Though many other reviewers have already explained the plot, I'll briefly reiterate: Mainspring takes place in a universe where God's hand in Creation is a little more obvious than in our universe. The celestial bodies are all part of a giant clockwork mechanism carried through space on rings of brass. The spring which keeps the Earth moving as it should needs to be rewound. If it is not, the Earth will stop and all sorts of bad things will happen. One night the angel Gabriel shows up in the bedroom of Hethor Jacques. Gabriel explains that Hethor must find a special key, and rewind the Earth's mainspring.

The book contains two of my favorite subjects, a steampunk setting, and positive Christian themes. How could it not be good? Unfortunately I did not like the book. In fact I disliked it more than any book I've read in a long time. The problem with Mainspring is quite simply either the author, the editor, or both.

The story is choppy, as if most scenes/sections were written separately and then forced together in an attempt to create a longer story.

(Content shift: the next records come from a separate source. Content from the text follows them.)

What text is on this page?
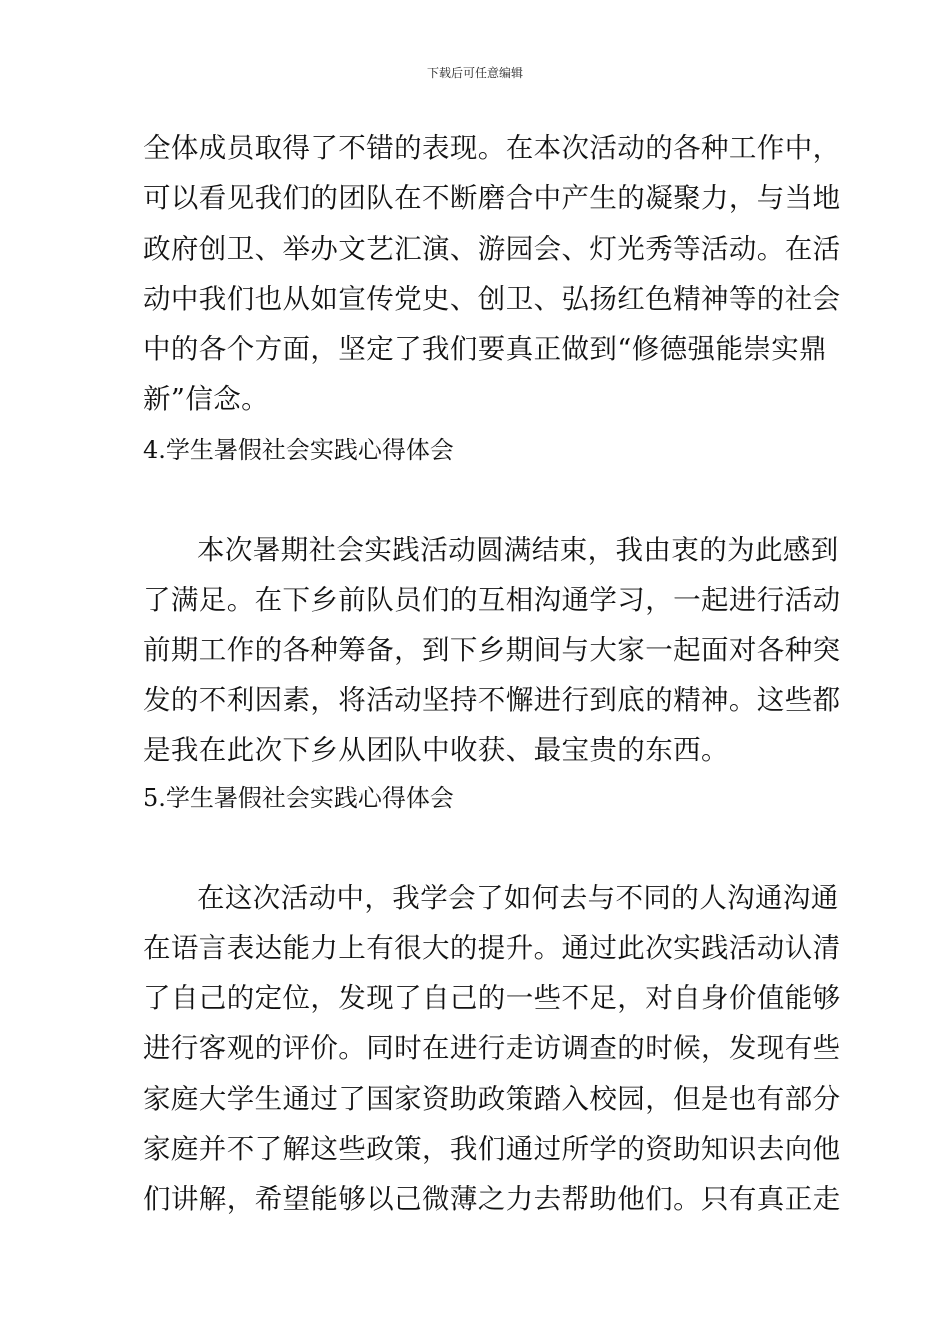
下载后可任意编辑
全体成员取得了不错的表现。在本次活动的各种工作中，
可以看见我们的团队在不断磨合中产生的凝聚力，与当地
政府创卫、举办文艺汇演、游园会、灯光秀等活动。在活
动中我们也从如宣传党史、创卫、弘扬红色精神等的社会
中的各个方面，坚定了我们要真正做到“修德强能崇实鼎
新”信念。
4.学生暑假社会实践心得体会
本次暑期社会实践活动圆满结束，我由衷的为此感到
了满足。在下乡前队员们的互相沟通学习，一起进行活动
前期工作的各种筹备，到下乡期间与大家一起面对各种突
发的不利因素，将活动坚持不懈进行到底的精神。这些都
是我在此次下乡从团队中收获、最宝贵的东西。
5.学生暑假社会实践心得体会
在这次活动中，我学会了如何去与不同的人沟通沟通
在语言表达能力上有很大的提升。通过此次实践活动认清
了自己的定位，发现了自己的一些不足，对自身价值能够
进行客观的评价。同时在进行走访调查的时候，发现有些
家庭大学生通过了国家资助政策踏入校园，但是也有部分
家庭并不了解这些政策，我们通过所学的资助知识去向他
们讲解，希望能够以己微薄之力去帮助他们。只有真正走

Characters are frequently motivated to action by knowledge that they don't/shouldn't have. This is because either they do not in fact have said knowledge, or because the author left out chunks of plot. Here are a few examples:

Early in the story, Hethor is falsely accused, by the son of his master (Hethor is a clock maker's apprentice), of stealing a silver feather. The accusation is made in order to discredit Hethor.